The least efficient winery in Oregon.
At Silas, we use old-world methods to make modern wines. Each bottling offers a unique combination of vintage, vineyard, winemaking, and philosophy to create harmony and bring out what makes each wine distinct.
We follow nature’s guidance throughout the process.
It starts in the vineyard the weeks before harvest. We walk the vineyards, taste the fruit (and the stems!), and make decisions about cropping, leaf pulling, and pick dates that result in us receiving the highest quality fruit into the winery on harvest day. Then we give daily attention to our small batch, open top fermenters, both smelling and tasting the must, as well as performing a soft but firm maceration with hands and feet instead of tools. Finally, we age our wines in new or neutral French oak for anywhere from 10 to 22 months. We only bottle a wine when it tells us it is ready and many of our best wines have been the product of embracing the challenges a vintage gives us, not working against them.

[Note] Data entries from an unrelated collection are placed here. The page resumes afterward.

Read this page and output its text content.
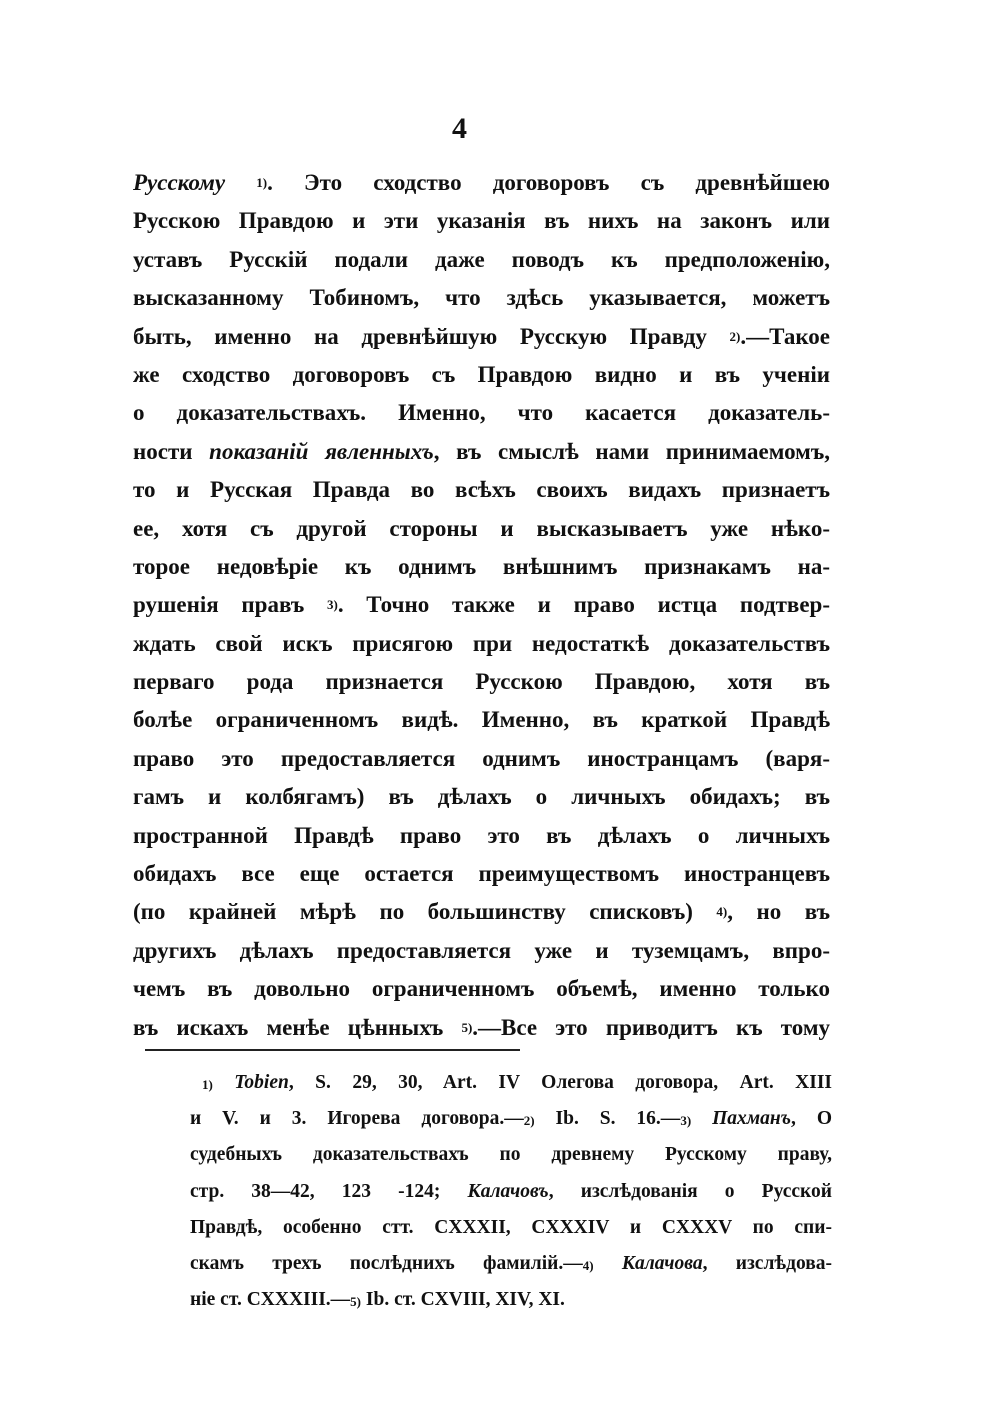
4
Русскому $^{1)}$. Это сходство договоровъ съ древнѣйшею
Русскою Правдою и эти указанія въ нихъ на законъ или
уставъ Русскій подали даже поводъ къ предположенію,
высказанному Тобиномъ, что здѣсь указывается, можетъ
быть, именно на древнѣйшую Русскую Правду $^{2)}$.—Такое
же сходство договоровъ съ Правдою видно и въ ученіи
о доказательствахъ. Именно, что касается доказатель-
ности показаній явленныхъ, въ смыслѣ нами принимаемомъ,
то и Русская Правда во всѣхъ своихъ видахъ признаетъ
ее, хотя съ другой стороны и высказываетъ уже нѣко-
торое недовѣріе къ однимъ внѣшнимъ признакамъ на-
рушенія правъ $^{3)}$. Точно также и право истца подтвер-
ждать свой искъ присягою при недостаткѣ доказательствъ
перваго рода признается Русскою Правдою, хотя въ
болѣе ограниченномъ видѣ. Именно, въ краткой Правдѣ
право это предоставляется однимъ иностранцамъ (варя-
гамъ и колбягамъ) въ дѣлахъ о личныхъ обидахъ; въ
пространной Правдѣ право это въ дѣлахъ о личныхъ
обидахъ все еще остается преимуществомъ иностранцевъ
(по крайней мѣрѣ по большинству списковъ) $^{4)}$, но въ
другихъ дѣлахъ предоставляется уже и туземцамъ, впро-
чемъ въ довольно ограниченномъ объемѣ, именно только
въ искахъ менѣе цѣнныхъ $^{5)}$.—Все это приводитъ къ тому
$^{1)}$ Tobien, S. 29, 30, Art. IV Олегова договора, Art. XIII
и V. и 3. Игорева договора.—$^{2)}$ Ib. S. 16.—$^{3)}$ Пахманъ, О
судебныхъ доказательствахъ по древнему Русскому праву,
стр. 38—42, 123 -124; Калачовъ, изслѣдованія о Русской
Правдѣ, особенно стт. CXXXII, CXXXIV и CXXXV по спи-
скамъ трехъ послѣднихъ фамилій.—$^{4)}$ Калачова, изслѣдова-
ніе ст. CXXXIII.—$^{5)}$ Ib. ст. CXVIII, XIV, XI.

The key to this process is patience. We often wait years to release a fully evolved wine. And we never rush.
For example, when we sit down to decide which barrels we will blend to produce our three unique Pinot Noirs, we know we won’t finish the job in a day. Or a week. Or even a month. We spend an extraordinary amount of time evaluating barrels, experimenting with blending, and blind tasting. Through a mix of trial, error, and a bit of intuition, we eventually discover the unique character of each wine we bottle.
For some winemakers, such an inefficient process would be unthinkable.
Certainly, it isn’t the most ‘business forward approach,’ but for us, the process is where much of the enjoyment comes from. There is soul—a specific, unique energy—in great wine. Part of our job is to always be exploring what we love about our work and sharing that sense of wonder with our friends and fellow oenophiles.